What I don't understand is: Why is this close coexistence with a untrusted code necessary or even beneficial?
People run code from different security domains on the same L1/L2 cache. Why is that beneficial? Compared to, say, having the kernel flush the cache entirely whenever a context switch goes from one (uid/chroot/...) tuple to another, and only running processes/threads with the same tuple on the same cache at the same time?
Usermode processes call privileged processes often (kernel APIs for example), if you flush the cache every time a context switch occurs, processing is now orders of magnitude slower.
You can absolutely can do this today. It is just slow as heck.
>Usermode processes call privileged processes often (kernel APIs for example), if you flush the cache every time a context switch occurs, processing is now orders of magnitude slower.
Could there be a separate OS cache and a regular user code cache? Would it also speed up things (if cheap enough)?
Sure, but you'd require additional hardware and there's the backwards compatibility question (i.e. it has to work on both the traditional shared cache model AND the new split cache model, or you'd wind up with two versions of x86-64 that were incompatible).
It could work in a backwards compatible manner like a lot of things.
That could technically even be handled transparently by hardwiring caches for usage in Ring 3 or Ring 0 and then introducing additional opcode for explicitly allowing certain addresses to be put into Ring 3 cache when it goes into Ring 0 cache.
PCID already does per-process caching, somewhat, though it's a bit neutered atm.
The good thing is that it only needs to be backwards compatible in the sense that an OS that has no idea about this should at worst have a performance penalty.
The hard point will be the additional hardware. L2 cache is expensive, L1 even moreso.
I've heard that before, it doesn't seem quite credible once you factor out the performance-critical code that tries to minimise context switches, and the API usage that involves a LAN.
It seems to boil down to performance-critical untrusted code that performs many kernel calls.
> I've heard that before, it doesn't seem quite credible
It doesn't seem credible that completely clearing cache and repopulating it every time a privileged context switch occurs would cause performance degradation?
> It seems to boil down to performance-critical untrusted code that performs many kernel calls.
You're conflating the current branch prediction hotfixes with what the person above asked about which was completely clearing cache when the context is switched into a privileged state. Those are two entirely different things.
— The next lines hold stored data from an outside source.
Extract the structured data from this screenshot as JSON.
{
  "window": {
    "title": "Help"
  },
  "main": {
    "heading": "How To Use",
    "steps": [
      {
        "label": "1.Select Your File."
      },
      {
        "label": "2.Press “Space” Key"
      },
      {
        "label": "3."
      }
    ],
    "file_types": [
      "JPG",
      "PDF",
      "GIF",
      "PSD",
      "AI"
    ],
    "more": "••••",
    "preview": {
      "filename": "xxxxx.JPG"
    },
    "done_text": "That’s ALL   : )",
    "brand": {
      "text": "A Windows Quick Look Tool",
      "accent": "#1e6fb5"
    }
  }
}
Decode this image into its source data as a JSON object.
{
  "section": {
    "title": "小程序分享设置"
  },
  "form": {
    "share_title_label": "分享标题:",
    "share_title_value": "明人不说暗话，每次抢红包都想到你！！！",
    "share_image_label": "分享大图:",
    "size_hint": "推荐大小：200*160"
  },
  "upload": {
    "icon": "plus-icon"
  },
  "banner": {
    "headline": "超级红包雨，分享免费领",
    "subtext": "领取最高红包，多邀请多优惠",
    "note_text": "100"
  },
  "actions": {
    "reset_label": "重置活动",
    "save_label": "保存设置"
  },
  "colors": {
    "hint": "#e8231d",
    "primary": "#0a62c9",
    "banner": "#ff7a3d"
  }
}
The current hotfixes try to continue to utilize many performance benefits of speculative execution, while patching out the side-channel attacks from branch prediction. The person above was asking about a complete change in the underlying model we use today, which would promote security at the cost of performance.
Would cause much performance degradation where it matters most.
I run some heavy jobs today. Many CPU seconds each. I don't see that those have to suffer. They can stay married to a CPU core for seconds at a time, uninterrupted, just like today. They perform few system calls, and the ones they do perform never fail any in-kernel check.
The javascript that runs in the browser suffers, sure, but that javascript has other reasons not to need several seconds of CPU.
BTW, that person was me, and you misunderstand the question. Not into a privileged state. Out of. Such that an unprivileged/unstrusted process would see cache contents produced by others.
It slows down everything by default. Performance-critical is relative, an app that could serv 100 req/s might not be optimized because that is sufficient, but if clearing the cache on every context switch reduces it to 70 req/s suddenly needs expensive man-hours for optimization.
If you do that, then on almost every context switch the new process will resume with a cold cache. In the worst case, if you were to send lots of IPC requests to a privileged process then your process could have a cold cache far too often.
Many older generations of ARM (v5 and earlier) used a virtually indexed, virtually tagged (VIVT) cache to reduce latency but this required an L1 flush on every context switch and that was incredibly painful!
People run code from different security domains on the same L1/L2 cache. Why is that beneficial? Compared to, say, having the kernel flush the cache entirely whenever a context switch goes from one (uid/chroot/...) tuple to another, and only running processes/threads with the same tuple on the same cache at the same time?